In perusing the calendar for that fine Old City indie-rock club The Pilot Light, I stumbled across a lovely little nugget slated for May 3: A performance by the Rockwells, that quartet of rockers who have been sorely missed in the local scene over the past few years as the boys have taken on various adult responsibilities.

A quick call to Tommy Bateman, general manager of the Maryville Tomato Head, reveals that it is, in fact, true — he’s getting married that week, and the guys are getting back together as sort of a celebratory reunion show. And while the band hasn’t committed to future performances, they’ve been practicing regularly, Bateman said, and there’s talk of perhaps some new recordings.

“We’ve kicked the idea around as we’ve rehearsed some of the songs we’re preparing for the show, especially one or two that never got recorded or were recorded early on and have changed shape,” he said.

The Rockwells — Bateman and his brother Trace, and brothers Fred and Jonathan Kelly (who have been busy of late running Famous London Recording Studio) — hail from Memphis, and they’ve played together in some form or fashion for most of their lives. Tommy Bateman and Kelly were best friends through high school and college, while their younger brothers, Trace and Jonathan, shared a similar close friendship. After the Batemans moved away, the Kelly brothers formed the Rockwells in 1999. The Batemans returned to Tennessee, the Rockwells moved to Knoxville and the rest is quickly becoming part of the city’s local music history.

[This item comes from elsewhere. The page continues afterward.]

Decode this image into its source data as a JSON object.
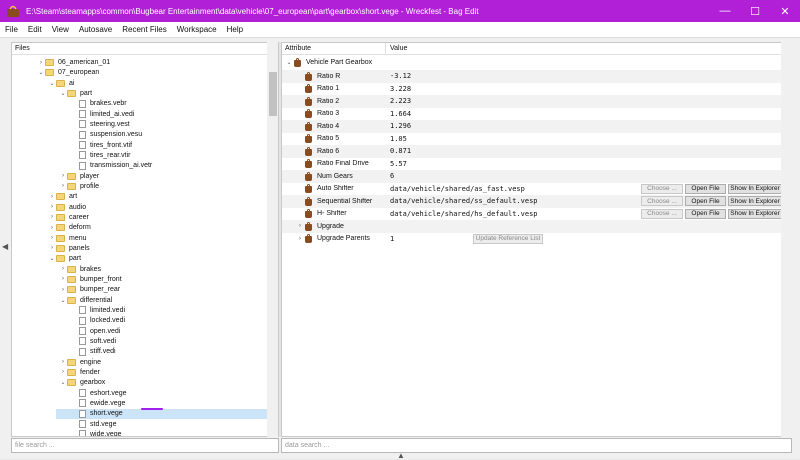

The guys have released several albums — the full-lengths “Star Smile Strong” and “Little Symphonies for Kids,” as well as a number of EPs and the most recent full-length, “Place and Time,” the latter of which contains one of my favorite songs ever: the melancholy, looking-back-on-life gem “The Quarterback.”

The May 3 show also features Marina Orchestra and will start at 9 p.m. (real time, not Pilot Light time). Admission is $5.

“We’re really glad we’re doing it at The Pilot Light, given our history with that place and what it means to so many people around here,” Bateman said. “We’re really excited.”